The point being, that Greenberg's rules about abstraction and non-representation are crap and they can't be applied to everything like Greenberg would have you believe. Essentially, the "Flag" painting is a big joke. A big middle finger from the art world to Mr. Clement Greenberg.
This attitude took on new faces as more and more artists banded together on this idea of rejecting traditional ways of going about creating "art." Because of what we know about art now, we can look back at the history of art and say "Of course this was going to happen! Just look at what those artists were doing!" When in fact, this is a mis-use of history. Lots of different things could have happened, and if we get into the origins of modernism in architecture we can talk about Lebrouste and the use of iron in buildings and all sorts of things that were considered dead ends, but led into another way of doing things that helped to advance the world of art and architecture. But that's really a whole different issue.
But you see my point.
And it wasn't just the rejection of Greenberg that influenced the advancement of art either, it was also artists like Claes Oldenburg and his crazy pieces of public 'pop' art that helped get art back to being joined with life. His work "The Store" done in 1961 helped bring art and life together in a way that hadn't really been done before.
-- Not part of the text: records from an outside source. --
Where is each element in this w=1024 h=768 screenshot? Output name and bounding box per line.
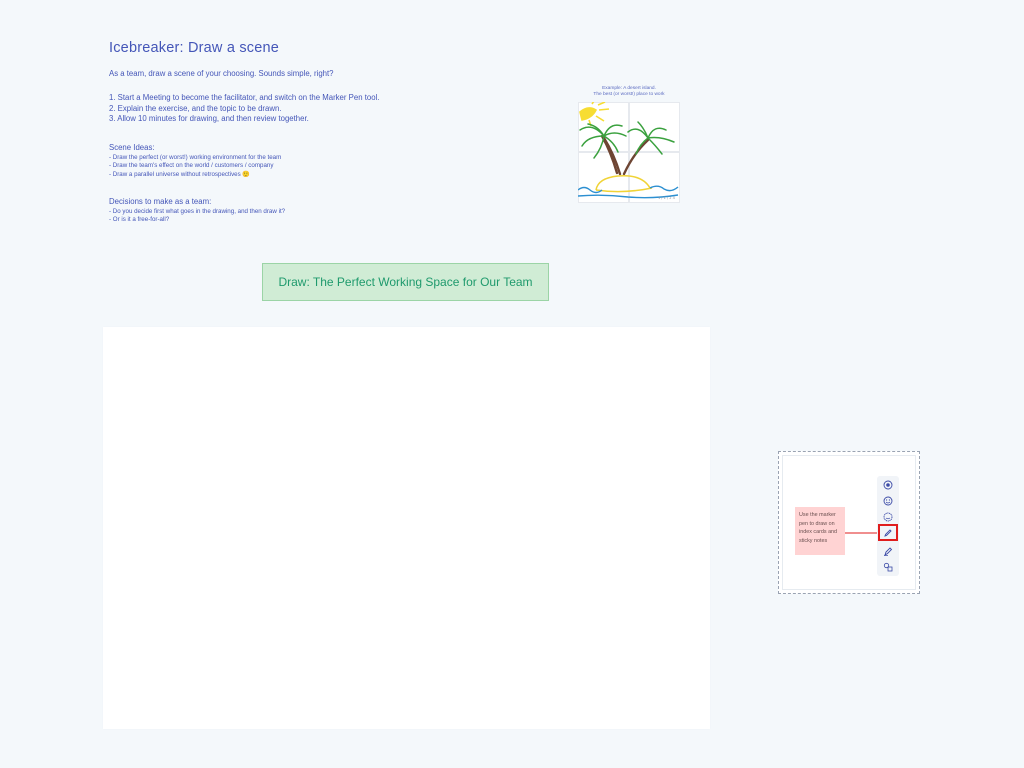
scene-ideas-heading: Scene Ideas: — [109, 143, 155, 152]
step-item: 3. Allow 10 minutes for drawing, and the… — [109, 114, 309, 124]
reaction-icon[interactable] — [883, 480, 893, 490]
steps-list: 1. Start a Meeting to become the facilit… — [109, 93, 379, 125]
page-title: Icebreaker: Draw a scene — [109, 40, 280, 56]
scene-idea-item: - Draw the team's effect on the world / … — [109, 162, 274, 170]
example-caption-line2: The best (or worst!) place to work — [593, 92, 665, 97]
scene-idea-item: - Draw a parallel universe without retro… — [109, 170, 251, 178]
example-corner-label: 1 / 1 / 2 4 — [658, 196, 676, 200]
draw-topic-label: Draw: The Perfect Working Space for Our … — [278, 275, 533, 289]
shapes-icon[interactable] — [883, 562, 893, 572]
instruction-sticky-note[interactable]: Use the marker pen to draw on index card… — [795, 507, 845, 555]
decision-item: - Or is it a free-for-all? — [109, 216, 170, 224]
marker-pen-help-card[interactable]: Use the marker pen to draw on index card… — [778, 451, 920, 594]
draw-topic-banner[interactable]: Draw: The Perfect Working Space for Our … — [262, 263, 549, 301]
drawing-canvas[interactable] — [103, 327, 710, 729]
scene-idea-item: - Draw the perfect (or worst!) working e… — [109, 154, 282, 161]
marker-pen-highlight — [878, 524, 898, 541]
example-caption: Example: A desert island. The best (or w… — [578, 86, 680, 98]
instruction-note-text: Use the marker pen to draw on index card… — [799, 512, 838, 544]
decision-item: - Do you decide first what goes in the d… — [109, 208, 286, 215]
decisions: Decisions to make as a team: - Do you de… — [109, 197, 285, 225]
intro-text: As a team, draw a scene of your choosing… — [109, 69, 334, 78]
step-item: 1. Start a Meeting to become the facilit… — [109, 93, 380, 102]
scene-ideas: Scene Ideas: - Draw the perfect (or wors… — [109, 143, 281, 179]
highlighter-icon[interactable] — [883, 546, 893, 556]
smiley-icon[interactable] — [883, 512, 893, 522]
pointer-line — [845, 532, 879, 534]
example-drawing[interactable]: 1 / 1 / 2 4 — [577, 100, 680, 203]
index-card-grid — [578, 102, 680, 203]
meeting-toolbar — [877, 476, 899, 576]
step-item: 2. Explain the exercise, and the topic t… — [109, 103, 282, 113]
emoji-icon[interactable] — [883, 496, 893, 506]
decisions-heading: Decisions to make as a team: — [109, 197, 212, 206]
He created things that we use every day, things that we buy in stores and made out of paper and paint. He was effectively creating a store without actually creating a store. By doing this, he was shoving the idea of kitsch and the avant-garde together in one place.
He said something very profound about art and artwork as well. Adorno was really into autonomous art, and making art be separate from society, but in fact Oldenburg took that idea and transformed it by making art that was part of the society, art that fought with society, but instead of buckling under the pressure of society his art would emerge on top and beat out all that other crappy art.
"I am for an art that is political-erotical-mystical, that does something other than sit on its ass in a museum.
I am for an art that grows up not knowing it is art at all, an art given the chance of having a staring point of zero.
I am for an art that embroils itself with the everyday crap & still comes out on top.
I am for an art that imitates the human, that is comic, if necessary, or violent, or whatever is necessary.
I am for an art that takes its form from the lines of life itself, that twists and extends and accumulates and spits and drips, and is heavy and coarse and blunt and sweet and stupid as life itself."
-Claes Oldenburg "I am for an art" 1961
And then folks, I got to thinking about what all of this means. Art takes on a life of its own. It develops and regresses and it changes and different people do different things. You can't control art, you can't take art away, and you can't ignore art.
Art stares you in the face, wherever you go it's always there. It looks at you, emotes you, provokes you, offends you, hates you, judges you, loves you, hands you everything and takes it all away again. But it does effectively one thing - art is philosophical and conceptual and it is, in fact, tied in very closely with life even though it wasn't always that way.